L’arche (héb., Tebah) est le symbole d’un travail intérieur d’ouverture à la relation. C’est toute l’humanité que Dieu « se repent »(Gn 6,6) d’avoir créée : « la méchanceté de l’homme était grande sur la terre » (Gn 6,5). Ce repentir divin est celui de l’homme du Déluge, durement tiraillé par le scepticisme moral : il doute que l’humanité puisse être corrigée par une législation morale ou politique (peut-être refuse-t-il pour cela d’embrasser une carrière politique), mais son scepticisme est en même temps un courage et une grande probité intellectuelle, car il ne feint pas d’ignorer, ne détourne pas le regard. L’histoire de Noé est celle d’un homme qui, en contexte hostile, fait le choix de se mettre à l’écoute, en tire la conclusion qu’il n’y a de salut que dans ce retour sur soi, dans cette confrontation avec sa propre animalité sauvage mais vivante (héb. Hayot), dans la domestication de sa vitalité meurtrière. L’arche n’est pas le repli morbide qu’on pourrait croire ; cette arche est bien « habitée » par la volonté de voir et d’apprivoiser. Ce n’est pas une arche du ressentiment (maladroitement projetée sous forme d’un combat contre la violence du monde) et il s’agit encore de ne pas laisser la part féminine de l’être inhabitée ou inaccomplie. Cette arche est celle d’une transformation : Dieu « se souvient de toutes les bêtes sauvages et de tous les bestiaux qui étaient avec lui dans l’arche » (Gn 8, 1) – or ce souvenir, en héb. Zakor, nous renvoie à l’œuvre « mâle ». Cette « mémoire » de l’essentiel est tout le contraire d’un repli sur soi – même si son registre est bien celui de l’affliction – car nul aspirant à la sagesse ne peut simplement ignorer ou rester indifférent à la violence qui le déchire et déchire aussi le monde.
L’arche flotte au-dessus des vagues. Elle est comme en suspens. L’arche est ce lieu où l’homme en quête de salut rencontre et apprivoise la sauvagerie qui déchire le quotidien du reste de l’humanité. Le point de vue qu’elle exprime n’est plus celui du monde mais elle ne lui tourne pas le dos – même si elle reste essentiellement marquée par un chahut proche du bouleversement et de la noyade. C’est en entrant dans l’arche que Noé doit vraiment devenir l’intendant de la Création : il n’a pas à tuer la sauvagerie de son ego pour découvrir l’Infini qu’il empêchait de voir, mais à la convoquer et la connaître.

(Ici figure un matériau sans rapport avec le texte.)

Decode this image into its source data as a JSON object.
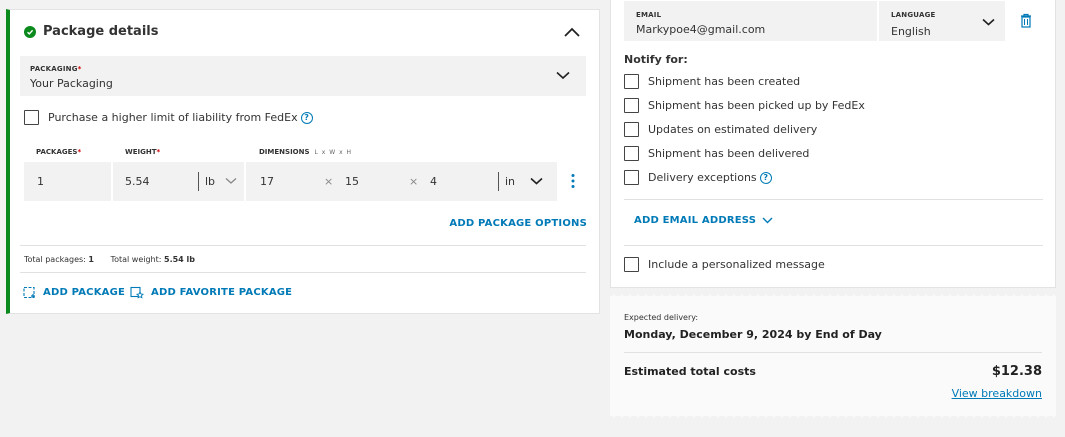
{
  "package_details": {
    "title": "Package details",
    "packaging": {
      "label": "PACKAGING",
      "required_mark": "*",
      "value": "Your Packaging"
    },
    "liability_label": "Purchase a higher limit of liability from FedEx",
    "columns": {
      "packages": "PACKAGES",
      "weight": "WEIGHT",
      "dimensions": "DIMENSIONS",
      "dimensions_hint": "L x W x H",
      "required_mark": "*"
    },
    "row": {
      "packages": "1",
      "weight": "5.54",
      "weight_unit": "lb",
      "length": "17",
      "width": "15",
      "height": "4",
      "dim_unit": "in",
      "times": "×"
    },
    "add_package_options": "ADD PACKAGE OPTIONS",
    "totals": {
      "packages_label": "Total packages:",
      "packages_value": "1",
      "weight_label": "Total weight:",
      "weight_value": "5.54 lb"
    },
    "add_package": "ADD PACKAGE",
    "add_favorite_package": "ADD FAVORITE PACKAGE"
  },
  "notifications": {
    "email_label": "EMAIL",
    "email_value": "Markypoe4@gmail.com",
    "language_label": "LANGUAGE",
    "language_value": "English",
    "notify_for": "Notify for:",
    "options": [
      "Shipment has been created",
      "Shipment has been picked up by FedEx",
      "Updates on estimated delivery",
      "Shipment has been delivered",
      "Delivery exceptions"
    ],
    "add_email_address": "ADD EMAIL ADDRESS",
    "personalized_message": "Include a personalized message"
  },
  "delivery": {
    "expected_label": "Expected delivery:",
    "expected_value": "Monday, December 9, 2024 by End of Day",
    "total_label": "Estimated total costs",
    "total_value": "$12.38",
    "breakdown_link": "View breakdown"
  },
  "colors": {
    "accent_blue": "#007ab7",
    "success_green": "#0a8a1c",
    "required_red": "#c00000"
  }
}
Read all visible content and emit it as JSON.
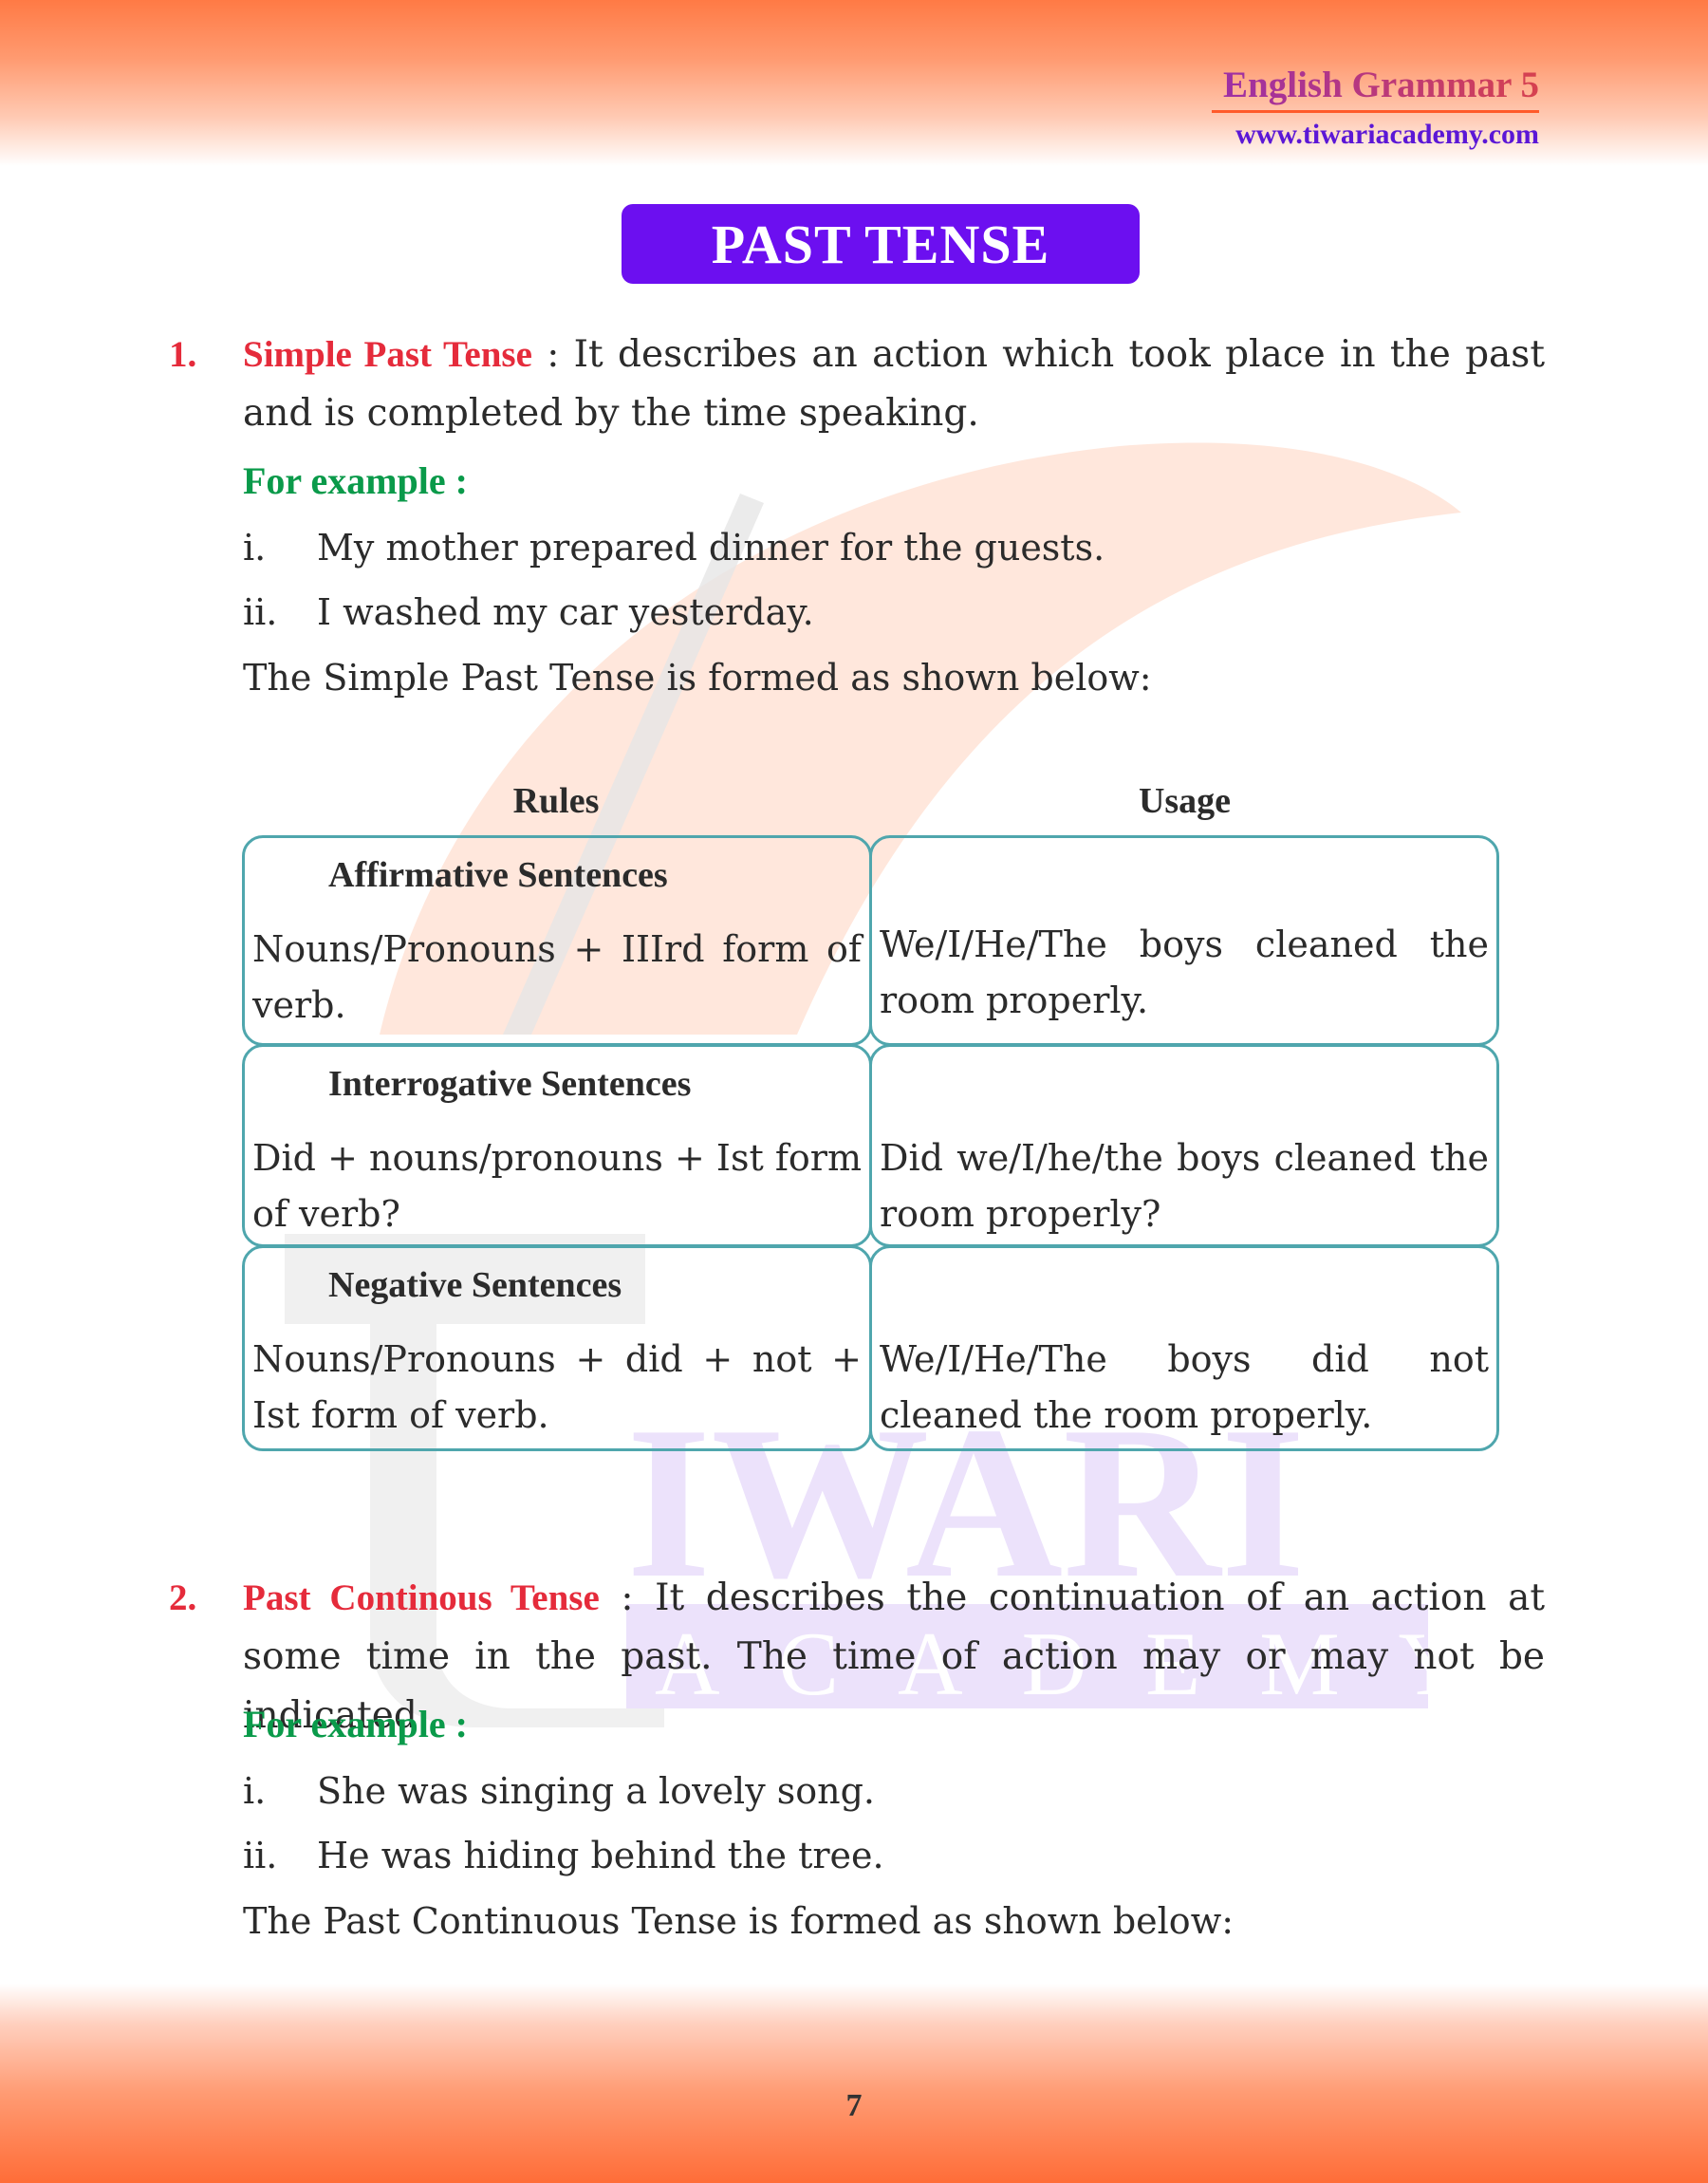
{
  "header": {
    "book_title": "English Grammar 5",
    "website": "www.tiwariacademy.com"
  },
  "page_title": "PAST TENSE",
  "sections": [
    {
      "number": "1.",
      "term": "Simple Past Tense",
      "separator": " : ",
      "definition": "It describes an action which took place in the past and is completed by the time speaking.",
      "example_label": "For example :",
      "examples": [
        {
          "marker": "i.",
          "text": "My mother prepared dinner for the guests."
        },
        {
          "marker": "ii.",
          "text": "I washed my car yesterday."
        }
      ],
      "formation_note": "The Simple Past Tense is formed as shown below:",
      "table": {
        "headers": [
          "Rules",
          "Usage"
        ],
        "rows": [
          {
            "type": "Affirmative Sentences",
            "rule": "Nouns/Pronouns + IIIrd form of verb.",
            "usage": "We/I/He/The boys cleaned the room properly."
          },
          {
            "type": "Interrogative Sentences",
            "rule": "Did + nouns/pronouns + Ist form of verb?",
            "usage": "Did we/I/he/the boys cleaned the room properly?"
          },
          {
            "type": "Negative Sentences",
            "rule": "Nouns/Pronouns + did + not + Ist form of verb.",
            "usage": "We/I/He/The boys did not cleaned the room properly."
          }
        ]
      }
    },
    {
      "number": "2.",
      "term": "Past Continous Tense",
      "separator": " : ",
      "definition": "It describes the continuation of an action at some time in the past. The time of action may or may not be indicated.",
      "example_label": "For example :",
      "examples": [
        {
          "marker": "i.",
          "text": "She was singing a lovely song."
        },
        {
          "marker": "ii.",
          "text": "He was hiding behind the tree."
        }
      ],
      "formation_note": "The Past Continuous Tense is formed as shown below:"
    }
  ],
  "watermark": {
    "word1": "IWARI",
    "word2": "ACADEMY"
  },
  "footer": {
    "page_number": "7"
  },
  "colors": {
    "title_box": "#6c0ff0",
    "term_red": "#e52b3b",
    "example_green": "#0a9a4a",
    "table_border": "#4fa6ad",
    "band_orange": "#ff7a45"
  }
}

Il a compris la nécessité d’avoir à « faire avec », et accomplit la mission de « garder en vie » et de « nourrir » (Gn 6, 20-21) toutes ces bêtes, car ce n’est pas ce qui en lui est déjà en paix, mais c’est bien sa part de brutal vitalité qu’il doit apprivoiser et ouvrir à l’essentiel.
III. L’exode : d’Abraham à Jacob
A. Abraham ou l’impossible devenu possible ; Le sacrifice d’Abraham et l’amour ; et Jacob aussi perd son fils préféré Joseph, mais le perdant, il le retrouve. L’amour (texte déjà rédigé)
Exode : Sens profane : migration massive provoquée par une catastrophe (guerre, famine…) Sens sacré : Le caractère « massif » de la migration est pris ici au sens ontologique : il s’agit d’une migration de l’être tout entier, à travers des épreuves, vers un autre niveau de conscience.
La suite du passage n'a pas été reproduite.